Abstract
Long-term information associated with neuronal memory resides in dendritic spines. However, spines can have a limited size due to metabolic and neuroanatomical constraints, which should effectively limit the amount of encoded information in excitatory synapses. This study investigates how much information can be stored in the sizes of dendritic spines, and whether is it optimal in any sense? It is shown here, using empirical data for several mammalian brains across different regions and physiological conditions, that dendritic spines nearly maximize entropy contained in their volumes and surface areas for a given mean size. This result is essentially independent of the type of a fitting distribution to size data, as both short- and heavy-tailed distributions yield similar nearly 100% information efficiency in the majority of cases, although heavy-tailed distributions slightly better fit the data. On average, the highest information is contained in spine volume, and the lowest in spine length or spine head diameter. Depending on a species and brain region, a typical spine can encode between 6.1 and 10.8 bits of information in its volume, and 3.1−8.1 bits in its surface area. Our results suggest a universality of entropy maximization in spine volumes and areas, which can be a new principle of memory storing in synapses.

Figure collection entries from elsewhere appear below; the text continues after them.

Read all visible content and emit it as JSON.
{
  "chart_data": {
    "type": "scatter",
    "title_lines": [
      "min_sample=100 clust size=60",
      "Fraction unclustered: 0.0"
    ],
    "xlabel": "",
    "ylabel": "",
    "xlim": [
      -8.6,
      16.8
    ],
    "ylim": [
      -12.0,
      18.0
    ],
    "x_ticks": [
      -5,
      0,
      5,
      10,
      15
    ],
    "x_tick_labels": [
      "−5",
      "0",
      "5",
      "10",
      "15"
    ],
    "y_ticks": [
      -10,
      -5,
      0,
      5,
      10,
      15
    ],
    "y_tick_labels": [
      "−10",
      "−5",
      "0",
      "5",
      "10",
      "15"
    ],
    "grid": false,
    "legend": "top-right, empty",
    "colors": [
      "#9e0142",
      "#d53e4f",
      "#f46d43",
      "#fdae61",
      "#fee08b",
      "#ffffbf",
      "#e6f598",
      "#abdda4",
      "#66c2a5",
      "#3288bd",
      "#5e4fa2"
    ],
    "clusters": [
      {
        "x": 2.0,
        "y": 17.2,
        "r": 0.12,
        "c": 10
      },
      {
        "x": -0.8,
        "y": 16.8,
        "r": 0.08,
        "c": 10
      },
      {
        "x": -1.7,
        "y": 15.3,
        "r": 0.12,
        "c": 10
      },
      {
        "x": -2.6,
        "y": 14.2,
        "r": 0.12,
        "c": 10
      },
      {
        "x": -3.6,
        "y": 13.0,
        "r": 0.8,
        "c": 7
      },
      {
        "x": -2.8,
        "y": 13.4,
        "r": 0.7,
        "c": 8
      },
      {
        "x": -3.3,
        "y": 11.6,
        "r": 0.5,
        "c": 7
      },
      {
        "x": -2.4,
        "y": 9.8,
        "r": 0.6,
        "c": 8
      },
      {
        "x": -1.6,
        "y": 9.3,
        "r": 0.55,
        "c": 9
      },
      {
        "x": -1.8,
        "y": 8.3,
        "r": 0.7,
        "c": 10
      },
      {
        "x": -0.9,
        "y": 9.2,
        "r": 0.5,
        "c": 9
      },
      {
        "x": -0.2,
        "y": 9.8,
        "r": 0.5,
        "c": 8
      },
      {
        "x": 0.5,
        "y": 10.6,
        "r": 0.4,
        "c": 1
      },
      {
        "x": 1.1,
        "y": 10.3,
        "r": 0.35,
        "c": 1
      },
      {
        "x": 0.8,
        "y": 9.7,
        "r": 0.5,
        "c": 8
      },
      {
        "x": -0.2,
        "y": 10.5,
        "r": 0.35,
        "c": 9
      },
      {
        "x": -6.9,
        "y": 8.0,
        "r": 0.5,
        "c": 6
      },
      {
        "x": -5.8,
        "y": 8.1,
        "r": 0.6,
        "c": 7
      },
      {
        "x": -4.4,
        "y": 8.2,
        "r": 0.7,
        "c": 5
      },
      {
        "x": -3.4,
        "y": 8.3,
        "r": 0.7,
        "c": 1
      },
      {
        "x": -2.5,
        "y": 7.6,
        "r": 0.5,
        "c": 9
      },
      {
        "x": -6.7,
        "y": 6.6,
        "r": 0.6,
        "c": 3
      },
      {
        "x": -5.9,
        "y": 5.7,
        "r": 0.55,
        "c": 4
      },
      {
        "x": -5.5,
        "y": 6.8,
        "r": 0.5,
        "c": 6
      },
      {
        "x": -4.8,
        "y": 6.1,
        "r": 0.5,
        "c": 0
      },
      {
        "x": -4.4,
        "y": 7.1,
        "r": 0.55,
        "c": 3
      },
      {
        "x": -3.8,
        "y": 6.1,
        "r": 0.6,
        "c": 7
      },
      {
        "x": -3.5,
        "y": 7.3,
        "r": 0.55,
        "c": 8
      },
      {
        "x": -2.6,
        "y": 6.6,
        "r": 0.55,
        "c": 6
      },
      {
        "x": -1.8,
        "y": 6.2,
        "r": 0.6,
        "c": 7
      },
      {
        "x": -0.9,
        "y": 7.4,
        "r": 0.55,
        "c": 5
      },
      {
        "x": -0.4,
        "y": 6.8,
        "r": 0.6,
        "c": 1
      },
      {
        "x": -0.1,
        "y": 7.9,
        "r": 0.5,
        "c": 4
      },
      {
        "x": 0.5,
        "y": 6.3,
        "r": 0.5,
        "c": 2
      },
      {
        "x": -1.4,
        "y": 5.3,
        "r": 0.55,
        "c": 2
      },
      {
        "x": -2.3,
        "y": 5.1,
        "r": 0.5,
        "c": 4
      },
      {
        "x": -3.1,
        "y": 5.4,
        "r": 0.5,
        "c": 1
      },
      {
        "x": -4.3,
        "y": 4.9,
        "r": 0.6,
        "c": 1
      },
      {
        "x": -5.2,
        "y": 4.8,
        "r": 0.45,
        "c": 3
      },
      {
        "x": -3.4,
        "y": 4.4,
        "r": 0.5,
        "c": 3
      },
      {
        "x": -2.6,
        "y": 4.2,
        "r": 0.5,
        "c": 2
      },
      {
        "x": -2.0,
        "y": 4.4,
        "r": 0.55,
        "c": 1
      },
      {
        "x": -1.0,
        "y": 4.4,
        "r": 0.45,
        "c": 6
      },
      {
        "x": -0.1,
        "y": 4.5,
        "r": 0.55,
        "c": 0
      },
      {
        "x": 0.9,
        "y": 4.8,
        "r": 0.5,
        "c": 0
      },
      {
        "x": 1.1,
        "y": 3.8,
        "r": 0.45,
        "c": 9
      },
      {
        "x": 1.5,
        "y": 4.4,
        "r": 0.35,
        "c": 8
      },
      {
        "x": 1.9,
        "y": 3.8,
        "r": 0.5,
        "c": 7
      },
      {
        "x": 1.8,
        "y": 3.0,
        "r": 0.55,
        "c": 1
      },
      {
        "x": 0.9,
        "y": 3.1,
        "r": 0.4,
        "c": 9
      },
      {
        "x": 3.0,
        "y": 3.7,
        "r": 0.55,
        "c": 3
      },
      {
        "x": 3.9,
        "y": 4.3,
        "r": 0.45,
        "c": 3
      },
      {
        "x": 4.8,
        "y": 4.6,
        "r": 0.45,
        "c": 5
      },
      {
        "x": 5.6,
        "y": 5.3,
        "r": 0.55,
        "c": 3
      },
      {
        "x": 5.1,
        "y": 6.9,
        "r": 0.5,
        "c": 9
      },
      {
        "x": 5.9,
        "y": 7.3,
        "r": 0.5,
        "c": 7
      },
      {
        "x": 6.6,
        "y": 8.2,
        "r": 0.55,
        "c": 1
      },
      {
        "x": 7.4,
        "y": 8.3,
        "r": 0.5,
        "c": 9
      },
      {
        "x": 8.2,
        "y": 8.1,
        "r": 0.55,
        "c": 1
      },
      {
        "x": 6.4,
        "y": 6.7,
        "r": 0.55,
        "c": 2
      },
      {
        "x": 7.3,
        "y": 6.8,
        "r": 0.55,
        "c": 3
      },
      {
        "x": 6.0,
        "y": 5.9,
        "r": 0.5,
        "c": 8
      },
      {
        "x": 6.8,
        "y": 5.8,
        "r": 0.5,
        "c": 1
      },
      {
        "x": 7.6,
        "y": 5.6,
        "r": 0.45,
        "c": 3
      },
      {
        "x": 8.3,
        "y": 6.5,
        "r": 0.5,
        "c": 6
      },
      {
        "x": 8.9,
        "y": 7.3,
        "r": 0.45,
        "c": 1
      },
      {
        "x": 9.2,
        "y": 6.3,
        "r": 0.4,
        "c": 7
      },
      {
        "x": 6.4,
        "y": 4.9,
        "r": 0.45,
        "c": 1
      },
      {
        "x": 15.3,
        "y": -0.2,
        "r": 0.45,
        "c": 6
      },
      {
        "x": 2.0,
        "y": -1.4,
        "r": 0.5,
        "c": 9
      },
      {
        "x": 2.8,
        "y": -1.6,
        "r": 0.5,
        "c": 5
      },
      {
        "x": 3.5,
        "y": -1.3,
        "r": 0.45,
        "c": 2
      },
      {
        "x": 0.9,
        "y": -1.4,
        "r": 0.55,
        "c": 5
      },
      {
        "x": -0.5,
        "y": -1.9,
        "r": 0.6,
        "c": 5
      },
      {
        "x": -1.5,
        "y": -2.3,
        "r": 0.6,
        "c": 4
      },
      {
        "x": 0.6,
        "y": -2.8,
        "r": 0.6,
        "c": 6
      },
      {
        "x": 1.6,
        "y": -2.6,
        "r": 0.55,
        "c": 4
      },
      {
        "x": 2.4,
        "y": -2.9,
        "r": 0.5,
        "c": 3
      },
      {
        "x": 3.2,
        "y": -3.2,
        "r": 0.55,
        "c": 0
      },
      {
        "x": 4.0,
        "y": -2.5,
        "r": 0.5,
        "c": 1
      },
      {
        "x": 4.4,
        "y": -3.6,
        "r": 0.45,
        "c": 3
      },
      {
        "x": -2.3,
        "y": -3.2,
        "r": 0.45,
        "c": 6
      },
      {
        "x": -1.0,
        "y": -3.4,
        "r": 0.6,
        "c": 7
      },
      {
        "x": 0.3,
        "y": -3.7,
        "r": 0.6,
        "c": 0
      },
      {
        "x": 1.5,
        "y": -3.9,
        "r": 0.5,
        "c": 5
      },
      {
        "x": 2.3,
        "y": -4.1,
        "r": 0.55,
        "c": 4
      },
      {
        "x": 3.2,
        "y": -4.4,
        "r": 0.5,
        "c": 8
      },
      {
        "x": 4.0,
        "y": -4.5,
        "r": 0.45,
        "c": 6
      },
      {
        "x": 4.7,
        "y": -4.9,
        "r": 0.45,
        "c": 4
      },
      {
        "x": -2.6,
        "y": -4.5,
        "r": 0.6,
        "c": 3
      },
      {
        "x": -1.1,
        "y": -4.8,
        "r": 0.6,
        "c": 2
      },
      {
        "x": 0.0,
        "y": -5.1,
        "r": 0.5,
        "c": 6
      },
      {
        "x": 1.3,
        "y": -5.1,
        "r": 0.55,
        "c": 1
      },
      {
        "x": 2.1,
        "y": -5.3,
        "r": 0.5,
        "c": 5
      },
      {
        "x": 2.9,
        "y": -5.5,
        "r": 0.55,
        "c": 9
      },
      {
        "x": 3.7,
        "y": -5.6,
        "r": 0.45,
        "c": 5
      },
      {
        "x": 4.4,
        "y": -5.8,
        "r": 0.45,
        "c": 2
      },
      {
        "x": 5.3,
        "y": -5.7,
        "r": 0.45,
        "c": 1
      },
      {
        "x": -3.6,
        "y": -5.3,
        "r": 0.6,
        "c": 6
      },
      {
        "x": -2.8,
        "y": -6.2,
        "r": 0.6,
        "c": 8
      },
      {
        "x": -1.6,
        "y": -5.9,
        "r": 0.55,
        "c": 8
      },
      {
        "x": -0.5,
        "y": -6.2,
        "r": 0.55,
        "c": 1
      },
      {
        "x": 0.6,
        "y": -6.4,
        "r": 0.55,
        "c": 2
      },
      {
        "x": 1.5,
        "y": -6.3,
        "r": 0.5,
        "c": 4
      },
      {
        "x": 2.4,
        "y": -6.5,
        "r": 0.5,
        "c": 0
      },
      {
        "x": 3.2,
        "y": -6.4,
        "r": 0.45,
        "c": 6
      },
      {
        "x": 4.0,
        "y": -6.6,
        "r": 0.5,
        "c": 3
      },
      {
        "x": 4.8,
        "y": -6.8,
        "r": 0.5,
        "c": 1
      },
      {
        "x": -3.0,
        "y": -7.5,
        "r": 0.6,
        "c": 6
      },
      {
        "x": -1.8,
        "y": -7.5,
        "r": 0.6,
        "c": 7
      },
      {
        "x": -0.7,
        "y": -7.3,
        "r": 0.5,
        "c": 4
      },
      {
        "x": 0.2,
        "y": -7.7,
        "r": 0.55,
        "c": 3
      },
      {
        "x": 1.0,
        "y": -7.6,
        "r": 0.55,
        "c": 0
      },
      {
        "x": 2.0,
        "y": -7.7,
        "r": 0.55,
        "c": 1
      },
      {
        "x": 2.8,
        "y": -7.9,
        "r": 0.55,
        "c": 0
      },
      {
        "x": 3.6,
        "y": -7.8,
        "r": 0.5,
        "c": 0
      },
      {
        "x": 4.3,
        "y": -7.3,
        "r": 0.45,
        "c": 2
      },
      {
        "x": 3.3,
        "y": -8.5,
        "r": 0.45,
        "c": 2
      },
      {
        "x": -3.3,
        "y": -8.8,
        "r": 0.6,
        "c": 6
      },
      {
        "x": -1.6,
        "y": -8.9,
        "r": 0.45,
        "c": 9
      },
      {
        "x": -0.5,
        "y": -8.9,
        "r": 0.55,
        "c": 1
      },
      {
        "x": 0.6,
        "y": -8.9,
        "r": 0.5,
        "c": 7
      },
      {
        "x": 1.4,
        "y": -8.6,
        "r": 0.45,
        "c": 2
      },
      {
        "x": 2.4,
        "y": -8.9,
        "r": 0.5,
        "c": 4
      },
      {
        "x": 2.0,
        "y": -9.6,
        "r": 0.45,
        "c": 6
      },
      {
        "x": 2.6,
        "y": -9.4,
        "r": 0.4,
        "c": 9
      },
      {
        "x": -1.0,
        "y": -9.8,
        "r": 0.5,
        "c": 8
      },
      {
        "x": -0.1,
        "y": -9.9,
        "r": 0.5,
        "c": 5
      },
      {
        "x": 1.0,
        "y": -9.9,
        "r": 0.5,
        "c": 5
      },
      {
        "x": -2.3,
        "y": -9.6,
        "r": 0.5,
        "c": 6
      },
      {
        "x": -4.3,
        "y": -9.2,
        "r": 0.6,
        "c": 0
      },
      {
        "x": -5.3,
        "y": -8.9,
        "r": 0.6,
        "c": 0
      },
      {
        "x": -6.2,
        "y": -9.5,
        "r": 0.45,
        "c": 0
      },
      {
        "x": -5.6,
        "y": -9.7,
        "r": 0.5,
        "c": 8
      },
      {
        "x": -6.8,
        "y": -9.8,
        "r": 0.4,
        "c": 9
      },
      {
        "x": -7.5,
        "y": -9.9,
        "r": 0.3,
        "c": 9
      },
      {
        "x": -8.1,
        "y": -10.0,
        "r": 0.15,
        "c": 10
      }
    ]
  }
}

Significance statement It is believed that memory in the brain is stored in the parts of excitatory synapses called dendritic spines. But how efficient is the memory capacity given synaptic size variability? Generally, the larger the synapse the more information can be packed in its structure. However, this process comes at some cost, as larger synapses use more metabolic energy and brain tissue. Thus, from a theoretical point of view, there exists a benefit-cost trade-off for storing long-term information in dendritic spines, with a unique optimal solution set by an average spine size. We show that volumes and areas of actual spines in different parts of the brain across different mammals are very close to that optimal theoretical solution for storing information. This means that synaptic information is maximally optimized regardless of brain size, region, and physiological condition, which is a remarkable result.
Competing Interest Statement
The authors have declared no competing interest.